CHART - South Korea continues to be dominated by international arrivals from North Asia, with USA the largest non-Asian market in 2017Source: CAPA - Centre for Aviation and KTO

Tourism was only introduced as an 'industry' after Korean War activities ceased in 1962 and then grew dramatically after South Korea co-hosted the 2002 FIFA World Cup. The country has subsequently entered the world's top 20 tourist destinations by the measure of visitor numbers.

Music plays a large part in tourism development as Chinese and Japanese visitors flock in to experience the so-called K-Pop. In 2012 when PSY's 'Gangnam Style' became YouTube's most viewed video of all time, tourism officials posted a guide to the real Gangnam (a Seoul suburb, that translates into English as 'south of the river') in an effort to ensure that interest lasted longer than a one-hit wonder.

However, tourist numbers tailed off noticeably in 2017 as tensions with the North grew, along with threats of war involving the two Koreas and Japan. Tourism includes business travel, of course, and that is likely to remain strong. South Korea is just outside the world's top 10 countries by GDP, at #11, with a GDP of USD1.54 trillion.

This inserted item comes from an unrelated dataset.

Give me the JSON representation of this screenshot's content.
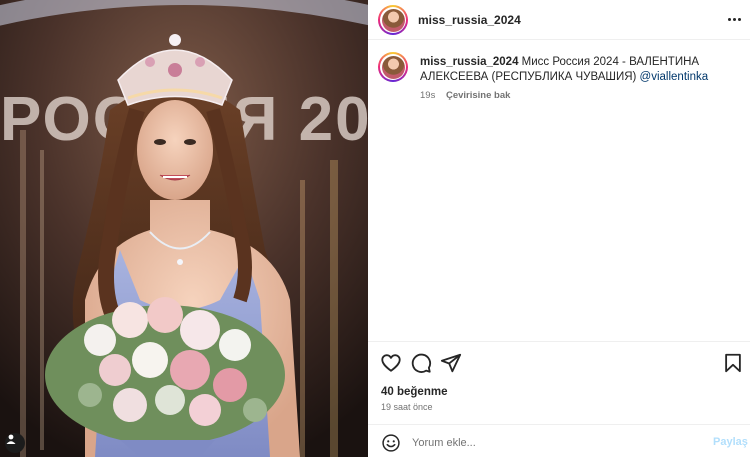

Incheon is solely an international airport, there is no domestic capacity. That is handled by Gimpo Airport though there are international flights there too, accounting for 19% of capacity. As it is international passengers that IIAC believes will drive growth no insight can be gained from a comparison of airline alliance activity. The biggest alliance at Incheon is SkyTeam, of which Korean Air is a founding member, and SkyTeam's seat capacity there is 37.2%.

TABLE - Incheon's alliance positioning does not vary significantly from other major regional competitor airports across North AsiaSource: CAPA - Centre for Aviation and OAG

An obvious potential growth factor is the recent and sudden rapprochement between South and North Korea. The co-operation at the Winter Olympic Games, the meeting of Moon Jae-in and Kim Jong-un and talk of a final end to the Korean War has brought some hope. The forthcoming meeting between Kim Jong-un and President Trump in June, could lead to nothing or, alternately, could be the beginning of the end of North Korea's isolation, together with lavish aid from the US and possibly Europe.

In such an instance Incheon Airport, Korean Air and SkyTeam in particular would become the obvious gateway to and from North Korea and its 25 million people, rather than the (surprisingly modern) Pyongyang International Airport and the (unsurprisingly) dilapidated Air Koryo with its accrued fleet of Antonovs, Ilyushins and Tupolevs.